Sunday, January 22, 2023

What is the Right Team Size?

Team in front of Computer Code, generated by DALL-E 2

 What is the right size for a team? Can it be too big or too small? I worked with a team once that had 3 developers. They spent most their time mob programming in front of a 42 inch monitor, taking turns at the keyboard. They didn't need to do traditional stand-ups because they were swarming around one thing at a time. The Scrum Master kept an eye open for impediments, but otherwise was focused on the next thing that would improve the team's productivity. 

I also worked with a team of 15. My first thought was that was too big, but as I watched the team work, I saw that wasn't the case. The team was doing data-science kind of work. They needed people who could write SQL to pull data from legacy systems and put it in data lakes and people who could take that data and package it in a report with Tableau. For this team, having all the skills on one team meant they didn't have dependencies with other teams. 

An often cited paper by George Miller states the magic number at 7 +/- 2 people (sometimes referred to as Miller's Law). The 2-pizza rule says a team should be small enough to feed with 2 pizzas. Robin Dunbar's research suggests 15 is the upper limit of the number of people we can deeply trust. 

There are other considerations beyond just the number of people. As I pointed out in my last post, dependencies slow teams down. My 15 person team was big, but still effective at delivering because they didn't have dependencies on other teams. 

This larger team also had true cross-functional skills. My smaller team was effective because they were developing in a narrow field and didn't need a broad range of skills. However, if they found they were having dependencies on another team because of a missing skill, enlarging the team to include this skill could be a smart move. 

In the book Team Topologies, Matthew Skelton and Manuel Pais talk about cognitive overload. Teams can only handle a limited number of different areas of focus. If the team is asked to do too many different types of work, the effectiveness of the team will suffer. Just like individuals can't multi-task effectively, neither can teams. So when deciding on the team composition, this should also be taken into account. My 15 person team was probably suffering from cognitive overload, but I wasn't looking for that at the time. 

Too often I see teams put together without much thought. Worse yet is when people are partially allocated to more than one team. I think regardless of what framework or methodology you are using, you need to start off with deliberate thought about how to set up teams. I would recommend the book Team Topologies for guidance on this topic. 

Wednesday, January 04, 2023

Even the Best Chefs can't make a bad recipe taste good; why someone else's Agile Transformation recipe may not work for you

 I've been reflecting on some of the agile transformations I've been involved in over the past few years. In some cases, I see some real progress made. Other times it seems like just re-arranging the deck chairs on the Titanic. An organization follows some recipe, but they don't get the results. Why?

I was working with a large financial institution. They had adopted the "Spotify Model" (yes I know, it's not a real thing) and after that they adopted another scaling framework. I came in and started looking at what was going on and discovered they had a huge challenge with dependencies across teams and products. They failed to realize how much the dependencies on other teams was slowing any one team down.
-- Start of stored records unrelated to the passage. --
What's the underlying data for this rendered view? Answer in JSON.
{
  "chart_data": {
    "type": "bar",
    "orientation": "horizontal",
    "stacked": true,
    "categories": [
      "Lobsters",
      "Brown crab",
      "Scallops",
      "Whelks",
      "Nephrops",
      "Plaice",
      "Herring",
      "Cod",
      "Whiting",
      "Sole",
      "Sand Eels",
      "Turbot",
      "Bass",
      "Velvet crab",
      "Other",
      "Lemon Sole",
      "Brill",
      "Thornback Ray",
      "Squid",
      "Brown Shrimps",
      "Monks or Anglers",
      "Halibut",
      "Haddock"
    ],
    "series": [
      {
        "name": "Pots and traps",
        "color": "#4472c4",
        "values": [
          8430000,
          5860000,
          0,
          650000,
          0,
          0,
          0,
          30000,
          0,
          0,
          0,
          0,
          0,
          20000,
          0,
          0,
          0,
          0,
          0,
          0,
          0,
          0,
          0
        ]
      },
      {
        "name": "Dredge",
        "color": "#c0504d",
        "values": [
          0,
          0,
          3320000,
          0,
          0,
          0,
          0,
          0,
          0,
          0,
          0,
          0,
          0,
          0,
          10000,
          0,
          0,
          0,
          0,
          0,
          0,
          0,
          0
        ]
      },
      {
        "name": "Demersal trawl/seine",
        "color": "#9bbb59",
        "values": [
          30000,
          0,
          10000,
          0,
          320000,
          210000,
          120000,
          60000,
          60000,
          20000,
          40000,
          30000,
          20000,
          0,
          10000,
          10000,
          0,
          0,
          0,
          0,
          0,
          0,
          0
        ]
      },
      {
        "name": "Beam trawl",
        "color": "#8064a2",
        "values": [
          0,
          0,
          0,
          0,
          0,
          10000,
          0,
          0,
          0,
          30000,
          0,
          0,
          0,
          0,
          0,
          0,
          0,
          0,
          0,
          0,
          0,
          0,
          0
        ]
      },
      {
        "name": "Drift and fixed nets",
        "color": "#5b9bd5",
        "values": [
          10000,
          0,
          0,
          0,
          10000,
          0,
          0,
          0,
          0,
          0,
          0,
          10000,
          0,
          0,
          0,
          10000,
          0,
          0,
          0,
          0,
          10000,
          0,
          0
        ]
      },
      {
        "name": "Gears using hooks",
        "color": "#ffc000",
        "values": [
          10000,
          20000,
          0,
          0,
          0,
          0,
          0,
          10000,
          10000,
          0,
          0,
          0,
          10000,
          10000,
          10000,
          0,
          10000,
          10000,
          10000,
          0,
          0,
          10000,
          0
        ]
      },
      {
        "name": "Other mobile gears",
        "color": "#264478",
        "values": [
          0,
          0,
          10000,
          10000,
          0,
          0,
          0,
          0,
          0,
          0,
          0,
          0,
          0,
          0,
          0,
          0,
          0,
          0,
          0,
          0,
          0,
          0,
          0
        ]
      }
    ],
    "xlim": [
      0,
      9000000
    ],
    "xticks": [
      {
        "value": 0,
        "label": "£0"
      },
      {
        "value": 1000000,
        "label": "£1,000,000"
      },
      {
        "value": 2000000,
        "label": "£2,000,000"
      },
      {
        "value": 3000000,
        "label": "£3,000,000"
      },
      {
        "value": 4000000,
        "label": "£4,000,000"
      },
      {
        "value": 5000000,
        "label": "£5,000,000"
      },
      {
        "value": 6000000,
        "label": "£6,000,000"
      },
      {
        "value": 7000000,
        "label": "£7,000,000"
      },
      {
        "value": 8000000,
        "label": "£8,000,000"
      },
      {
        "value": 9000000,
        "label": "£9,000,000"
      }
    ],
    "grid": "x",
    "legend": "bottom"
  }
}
I took some on-line training recently, a course called Agile Physics - the Math of Flow led by Troy Magennis. In it, he talks about Amdahl's law, which was developed in the late 60s to explain parallel processing. The bottom line is that there is always going to be a limit on how much additional output you can get by adding more processing power. Troy points out the law applies to people and teams as well as CPUs.

One source of the limit is how much can be done in parallel, or said another way, how much dependency there is between teams. So two processors (teams) in parallel with no dependencies can produce twice the output of one. However, as less of the work can be done in parallel (ie, dependencies), the output drops. Using the formula Amdahl developed, if you have 4 teams and 80% parallelization, your output is 2.5 (not 4). If you want to learn more, take the's free and some really interesting ideas.

Back to my client with all the dependencies. What could have helped them? Maybe if before they applied the recipe for scaling, they took some time to look at how their teams were set up and came up with a better approach there, that is, one that reduced/eliminated dependencies. More on this idea in a future blog post.